It’s nearly the middle of January, and the Earth is around 438 million years old. Woohoo! In fourteen days I’ve survived the crushing hail of planetesimal conglomeration, the searing heat of a collision with Theia, and the buckling, vomiting red and black mayhem of the early Hadean Era. We’ve got an iron core, a peridotite mantle, a basalt crust, and a liquid ocean. What a planet.
But the Sun these early days is dim. 25% dimmer. Or thereabouts, who can say. It’s not unlike, I suppose, the feeble January sun here in New England. Somehow the sun takes on the color of the salty asphalt, especially on days overcast with cold, grey clouds. So my wife and I are going to southern California for a few days to see an old friend — and the sun.
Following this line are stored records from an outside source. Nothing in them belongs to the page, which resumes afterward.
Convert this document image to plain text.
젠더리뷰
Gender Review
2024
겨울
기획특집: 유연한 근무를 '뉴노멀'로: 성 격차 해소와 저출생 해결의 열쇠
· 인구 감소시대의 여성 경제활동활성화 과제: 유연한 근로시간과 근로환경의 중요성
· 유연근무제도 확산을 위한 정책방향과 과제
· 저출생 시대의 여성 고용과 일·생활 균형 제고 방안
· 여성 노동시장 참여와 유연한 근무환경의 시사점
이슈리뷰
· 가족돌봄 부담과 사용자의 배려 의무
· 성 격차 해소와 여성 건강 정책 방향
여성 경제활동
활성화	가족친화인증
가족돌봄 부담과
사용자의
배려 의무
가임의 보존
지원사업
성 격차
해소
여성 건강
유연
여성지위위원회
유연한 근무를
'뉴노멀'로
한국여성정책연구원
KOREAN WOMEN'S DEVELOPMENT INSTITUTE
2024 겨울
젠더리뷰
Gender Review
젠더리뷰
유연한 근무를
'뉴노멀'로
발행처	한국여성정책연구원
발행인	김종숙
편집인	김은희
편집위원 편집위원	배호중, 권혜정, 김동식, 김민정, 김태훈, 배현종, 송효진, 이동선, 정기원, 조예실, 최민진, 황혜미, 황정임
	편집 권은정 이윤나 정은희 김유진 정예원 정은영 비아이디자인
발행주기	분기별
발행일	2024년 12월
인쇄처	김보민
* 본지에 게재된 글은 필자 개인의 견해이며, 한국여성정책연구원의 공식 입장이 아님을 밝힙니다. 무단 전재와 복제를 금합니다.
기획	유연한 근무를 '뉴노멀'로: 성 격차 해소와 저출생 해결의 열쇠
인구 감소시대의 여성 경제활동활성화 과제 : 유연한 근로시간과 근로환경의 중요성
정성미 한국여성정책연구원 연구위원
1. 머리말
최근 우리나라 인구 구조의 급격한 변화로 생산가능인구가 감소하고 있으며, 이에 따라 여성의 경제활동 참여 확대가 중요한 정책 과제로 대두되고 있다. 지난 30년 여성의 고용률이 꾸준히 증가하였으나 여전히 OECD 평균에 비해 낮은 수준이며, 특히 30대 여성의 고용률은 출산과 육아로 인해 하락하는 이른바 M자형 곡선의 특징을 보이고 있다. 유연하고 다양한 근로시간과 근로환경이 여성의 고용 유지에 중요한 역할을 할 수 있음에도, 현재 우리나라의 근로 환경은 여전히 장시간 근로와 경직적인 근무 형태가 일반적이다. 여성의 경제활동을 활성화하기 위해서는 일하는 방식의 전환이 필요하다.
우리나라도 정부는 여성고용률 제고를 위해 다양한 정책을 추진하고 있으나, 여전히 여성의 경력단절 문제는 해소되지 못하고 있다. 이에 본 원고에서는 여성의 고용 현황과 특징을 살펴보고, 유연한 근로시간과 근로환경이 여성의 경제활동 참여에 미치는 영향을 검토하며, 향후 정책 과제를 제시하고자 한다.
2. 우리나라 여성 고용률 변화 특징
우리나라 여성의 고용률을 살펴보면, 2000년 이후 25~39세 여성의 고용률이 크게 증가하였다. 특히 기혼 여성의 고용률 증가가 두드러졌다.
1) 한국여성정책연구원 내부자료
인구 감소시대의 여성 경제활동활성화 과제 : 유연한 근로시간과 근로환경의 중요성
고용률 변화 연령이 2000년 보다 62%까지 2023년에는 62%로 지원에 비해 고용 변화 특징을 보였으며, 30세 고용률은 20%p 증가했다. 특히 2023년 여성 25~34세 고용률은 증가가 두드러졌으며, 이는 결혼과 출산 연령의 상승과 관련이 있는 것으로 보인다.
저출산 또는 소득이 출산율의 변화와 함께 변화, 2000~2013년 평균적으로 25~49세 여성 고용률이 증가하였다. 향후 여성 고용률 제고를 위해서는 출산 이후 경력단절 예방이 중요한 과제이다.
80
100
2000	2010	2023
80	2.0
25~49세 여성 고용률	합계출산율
The early Earth has no such option, because California doesn’t exist yet. (On this time scale, it won’t get made ‘til May.)
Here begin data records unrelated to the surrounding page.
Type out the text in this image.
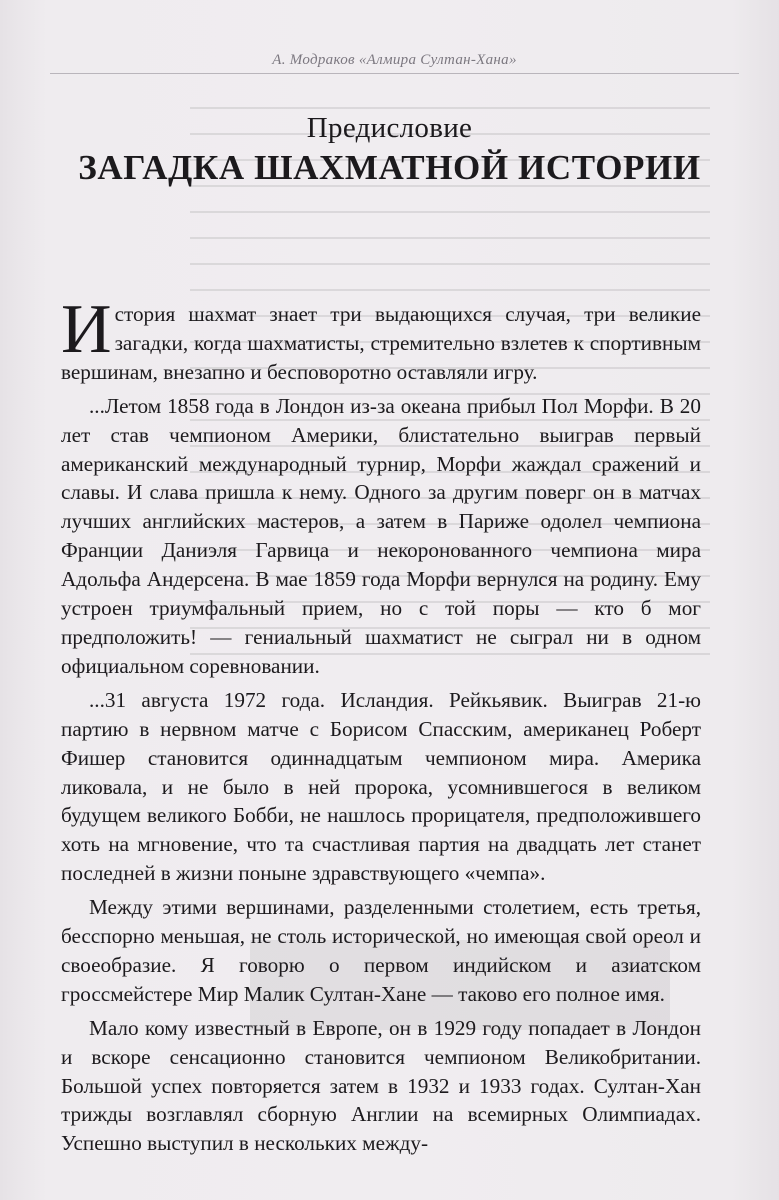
А. Модраков «Алмира Султан-Хана»
Предисловие
ЗАГАДКА ШАХМАТНОЙ ИСТОРИИ

История шахмат знает три выдающихся случая, три великие загадки, когда шахматисты, стремительно взлетев к спортивным вершинам, внезапно и бесповоротно оставляли игру.

...Летом 1858 года в Лондон из-за океана прибыл Пол Морфи. В 20 лет став чемпионом Америки, блистательно выиграв первый американский международный турнир, Морфи жаждал сражений и славы. И слава пришла к нему. Одного за другим поверг он в матчах лучших английских мастеров, а затем в Париже одолел чемпиона Франции Даниэля Гарвица и некоронованного чемпиона мира Адольфа Андерсена. В мае 1859 года Морфи вернулся на родину. Ему устроен триумфальный прием, но с той поры — кто б мог предположить! — гениальный шахматист не сыграл ни в одном официальном соревновании.

...31 августа 1972 года. Исландия. Рейкьявик. Выиграв 21-ю партию в нервном матче с Борисом Спасским, американец Роберт Фишер становится одиннадцатым чемпионом мира. Америка ликовала, и не было в ней пророка, усомнившегося в великом будущем великого Бобби, не нашлось прорицателя, предположившего хоть на мгновение, что та счастливая партия на двадцать лет станет последней в жизни поныне здравствующего «чемпа».

Между этими вершинами, разделенными столетием, есть третья, бесспорно меньшая, не столь исторической, но имеющая свой ореол и своеобразие. Я говорю о первом индийском и азиатском гроссмейстере Мир Малик Султан-Хане — таково его полное имя.

Мало кому известный в Европе, он в 1929 году попадает в Лондон и вскоре сенсационно становится чемпионом Великобритании. Большой успех повторяется затем в 1932 и 1933 годах. Султан-Хан трижды возглавлял сборную Англии на всемирных Олимпиадах. Успешно выступил в нескольких между-
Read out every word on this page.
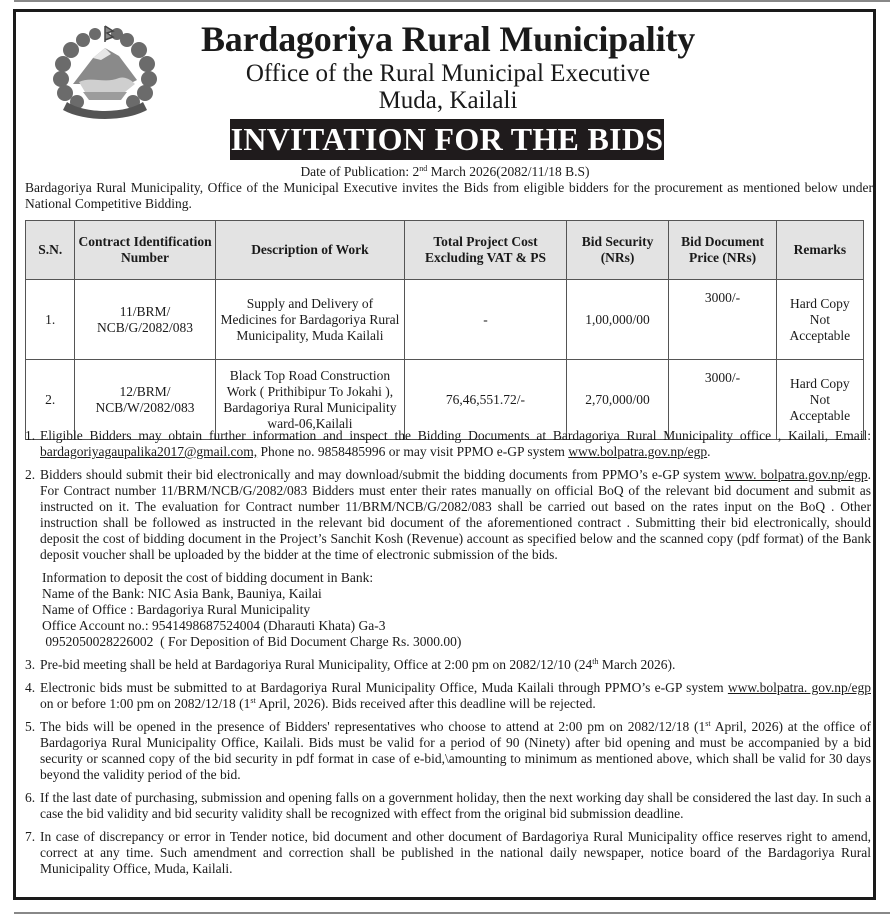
Bardagoriya Rural Municipality
Office of the Rural Municipal Executive
Muda, Kailali
INVITATION FOR THE BIDS
Date of Publication: 2nd March 2026(2082/11/18 B.S)
Bardagoriya Rural Municipality, Office of the Municipal Executive invites the Bids from eligible bidders for the procurement as mentioned below under National Competitive Bidding.
S.N.	Contract Identification Number	Description of Work	Total Project Cost Excluding VAT & PS	Bid Security (NRs)	Bid Document Price (NRs)	Remarks
1.	11/BRM/ NCB/G/2082/083	Supply and Delivery of Medicines for Bardagoriya Rural Municipality, Muda Kailali	-	1,00,000/00	3000/-	Hard Copy Not Acceptable
2.	12/BRM/ NCB/W/2082/083	Black Top Road Construction Work ( Prithibipur To Jokahi ), Bardagoriya Rural Municipality ward-06,Kailali	76,46,551.72/-	2,70,000/00	3000/-	Hard Copy Not Acceptable
1. Eligible Bidders may obtain further information and inspect the Bidding Documents at Bardagoriya Rural Municipality office , Kailali, Email: bardagoriyagaupalika2017@gmail.com, Phone no. 9858485996 or may visit PPMO e-GP system www.bolpatra.gov.np/egp.
2. Bidders should submit their bid electronically and may download/submit the bidding documents from PPMO’s e-GP system www. bolpatra.gov.np/egp. For Contract number 11/BRM/NCB/G/2082/083 Bidders must enter their rates manually on official BoQ of the relevant bid document and submit as instructed on it. The evaluation for Contract number 11/BRM/NCB/G/2082/083 shall be carried out based on the rates input on the BoQ . Other instruction shall be followed as instructed in the relevant bid document of the aforementioned contract . Submitting their bid electronically, should deposit the cost of bidding document in the Project’s Sanchit Kosh (Revenue) account as specified below and the scanned copy (pdf format) of the Bank deposit voucher shall be uploaded by the bidder at the time of electronic submission of the bids.
Information to deposit the cost of bidding document in Bank:
Name of the Bank: NIC Asia Bank, Bauniya, Kailai
Name of Office : Bardagoriya Rural Municipality
Office Account no.: 9541498687524004 (Dharauti Khata) Ga-3
0952050028226002  ( For Deposition of Bid Document Charge Rs. 3000.00)
3. Pre-bid meeting shall be held at Bardagoriya Rural Municipality, Office at 2:00 pm on 2082/12/10 (24th March 2026).
4. Electronic bids must be submitted to at Bardagoriya Rural Municipality Office, Muda Kailali through PPMO’s e-GP system www.bolpatra. gov.np/egp on or before 1:00 pm on 2082/12/18 (1st April, 2026). Bids received after this deadline will be rejected.
5. The bids will be opened in the presence of Bidders' representatives who choose to attend at 2:00 pm on 2082/12/18 (1st April, 2026) at the office of Bardagoriya Rural Municipality Office, Kailali. Bids must be valid for a period of 90 (Ninety) after bid opening and must be accompanied by a bid security or scanned copy of the bid security in pdf format in case of e-bid,\amounting to minimum as mentioned above, which shall be valid for 30 days beyond the validity period of the bid.
6. If the last date of purchasing, submission and opening falls on a government holiday, then the next working day shall be considered the last day. In such a case the bid validity and bid security validity shall be recognized with effect from the original bid submission deadline.
7. In case of discrepancy or error in Tender notice, bid document and other document of Bardagoriya Rural Municipality office reserves right to amend, correct at any time. Such amendment and correction shall be published in the national daily newspaper, notice board of the Bardagoriya Rural Municipality Office, Muda, Kailali.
But it’s warm on the early Earth. There is liquid water. It’s not an ice world. Are Earth’s early volcanoes offloading a heap of carbon dioxide into the atmosphere, trapping more heat? Sigh, we know how that works. That’s probably it. (Ask Venus.)
And Robert Hazen writes, “another hypothesis places a large amount of the potent greenhouse gas methane in the early atmosphere. A curious consequence of a methane-rich atmosphere would have been chemical reactions high in the atmosphere, where ultraviolet radiation would have triggered the synthesis of a rich variety of organic molecules, including possible building blocks of life. Such organic molecules might have caused a thick, smoglike haze, transforming the blue Earth into a distinctly orange world...”
Smoglike haze? Los Angeles here we come. Who knows what creatures you’re conjuring in your clouds.